Pleasurable Pastime

I fell face-first into the ground, smacking my lip on the dirty concrete ending our game of tag. The culprit, my sister, woke me up the next morning for breakfast. I brushed my teeth. What usually took me ten minutes took me almost half an hour. There were slow, careful strokes and still I had a couple jolts as toothpaste leaked into that throbbing, bloody bruise. I would then freeze and stare into the mirror at those very eyes grew cloudy from a watery mess that was about to occur. Then I would continue. I ate my breakfast, slow and steady trying my best not to open my mouth too wide. Dead lips hung there untouched by neither the warm yellow eggs nor the crispy, salty bacon. But when coffee was brought to its attention, it was revived as the hot mug pressed against naked sore. A soft moan escaped from between those lips as my eyes closed tight and my entire body paralyzed, all except for that lip. I released a slow exhale, opening my eyes to realize that breakfast must be over for me. I felt the table, unsatisfied.

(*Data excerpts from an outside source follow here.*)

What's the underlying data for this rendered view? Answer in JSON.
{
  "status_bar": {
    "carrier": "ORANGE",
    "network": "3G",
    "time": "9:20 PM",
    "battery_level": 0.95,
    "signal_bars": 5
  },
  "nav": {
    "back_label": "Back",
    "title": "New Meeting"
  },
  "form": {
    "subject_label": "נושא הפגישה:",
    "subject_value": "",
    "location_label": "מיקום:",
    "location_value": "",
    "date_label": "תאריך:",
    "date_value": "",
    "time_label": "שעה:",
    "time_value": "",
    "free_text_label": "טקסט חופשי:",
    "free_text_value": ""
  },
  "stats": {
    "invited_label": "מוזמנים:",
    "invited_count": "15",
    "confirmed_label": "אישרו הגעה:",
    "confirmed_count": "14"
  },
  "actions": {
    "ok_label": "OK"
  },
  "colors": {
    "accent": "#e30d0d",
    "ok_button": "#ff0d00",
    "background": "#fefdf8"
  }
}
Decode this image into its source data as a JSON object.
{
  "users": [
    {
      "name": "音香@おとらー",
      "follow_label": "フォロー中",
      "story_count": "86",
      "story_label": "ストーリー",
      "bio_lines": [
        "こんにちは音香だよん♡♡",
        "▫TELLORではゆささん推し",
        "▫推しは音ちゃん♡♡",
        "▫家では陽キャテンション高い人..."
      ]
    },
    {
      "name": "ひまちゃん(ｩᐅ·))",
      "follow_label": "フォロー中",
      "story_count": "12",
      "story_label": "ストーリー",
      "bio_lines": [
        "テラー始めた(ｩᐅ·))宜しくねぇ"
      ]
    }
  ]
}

I dragged my empty body up the stairs and back into my freshly prepared bed. I plopped my back against the clean, white sheets and slowly breathed. I nurtured my wound; gently patting the crusty shell that lay over its inner core. Still throbbing, still as painful as it was on the day that I fell. I let the tears come. Not because the pain invited it, but because I did. I let it come to erase everything. The pain, physical and emotion, my struggle, and the memory. The memory of falling face-first into the ground, smacking my lip on the dirty concrete that put an end to my little pleasures.